Saucedo called Eric Suan at Force of One in Clovis, and got a wake-up call himself on his first night in the gym.

“I got my butt kicked by everybody,” Saucedo said with a laugh. “A.J., a 16-year-old guy, choked me out.”

Suan, who has experience in jujitsu, tae kwon do and boxing, said Saucedo’s first day at the gym was typical.

“We get tons of guys off the street,” Suan said. “They want to fight. They get hit a few times, totally get outclassed. These guys (they face) are trained to fight. They’re usually humbled on the first day. If they come back and they’re there three months, we know they’re solid.”

But even on that first day, Suan said he knew Saucedo had something special.

“The guy doesn’t give up,” Suan said. “He might not have all the skills, but he has the biggest heart. He’s going to fight you all the way. That’s why he’s 9-0.”

Saucedo said without Suan and other fighters at Force of One supporting him, he wouldn’t be 9-0 or have pro opportunities.

The event will be broadcast live on MAVTV (DirecTV 214, Dish 248). Fighters at KOTC will be ranked for the professional contracts through a combination of judges panel votes, in-house spectator votes and online voters. The online component already under way.

Fighters can gain online votes now by having their athlete profiles liked and shared on Facebook. Saucedo is listed as Roy “Hot Sauce” Saucedo.

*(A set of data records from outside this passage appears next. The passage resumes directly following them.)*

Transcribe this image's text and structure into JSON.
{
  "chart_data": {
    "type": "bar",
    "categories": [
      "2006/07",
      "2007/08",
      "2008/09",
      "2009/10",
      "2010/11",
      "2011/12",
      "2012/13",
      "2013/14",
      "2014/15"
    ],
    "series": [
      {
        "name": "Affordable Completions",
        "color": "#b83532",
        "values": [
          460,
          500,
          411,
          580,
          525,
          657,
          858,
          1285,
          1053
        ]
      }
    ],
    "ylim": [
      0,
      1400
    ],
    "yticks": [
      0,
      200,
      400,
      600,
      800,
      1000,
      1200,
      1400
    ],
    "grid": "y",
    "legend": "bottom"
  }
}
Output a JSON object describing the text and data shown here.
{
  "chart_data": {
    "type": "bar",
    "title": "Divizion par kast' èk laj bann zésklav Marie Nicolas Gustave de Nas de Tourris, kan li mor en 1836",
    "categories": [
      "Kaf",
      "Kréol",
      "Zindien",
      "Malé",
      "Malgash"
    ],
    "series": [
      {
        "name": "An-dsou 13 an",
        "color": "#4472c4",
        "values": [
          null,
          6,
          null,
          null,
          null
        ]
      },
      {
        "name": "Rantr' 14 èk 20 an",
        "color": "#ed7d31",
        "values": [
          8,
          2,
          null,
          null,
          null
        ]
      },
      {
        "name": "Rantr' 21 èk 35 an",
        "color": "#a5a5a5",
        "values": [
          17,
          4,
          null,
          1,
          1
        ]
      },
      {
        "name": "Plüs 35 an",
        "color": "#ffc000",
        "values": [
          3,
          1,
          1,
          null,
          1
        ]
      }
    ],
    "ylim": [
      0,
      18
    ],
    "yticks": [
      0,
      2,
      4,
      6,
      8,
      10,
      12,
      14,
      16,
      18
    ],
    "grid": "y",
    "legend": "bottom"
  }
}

“They want fighters that are exciting, have a following and can move on to the next level,” Suan said.

Following his day job as a pump technician, Saucedo trains five nights a week, usually about 90 minutes per session. His current challenge is to drop from 170 pounds to 145 by the March 17 weigh-in.

Saucedo is motivated by the knowledge that any of those five contracts could change his family’s life. Saucedo and fiancee Hillary Rando are raising five children — one theirs, one from Hillary’s previous relationship and three from Saucedo’s common-law marriage to Ernestina Bara, who died in an Oct. 2011 car accident.

Saucedo said Bara always supported his MMA endeavors, and Rando and their kids are just as supportive.

“I love my kids, my kids love me; I love the one I’m with,” Saucedo said. “Life is good.”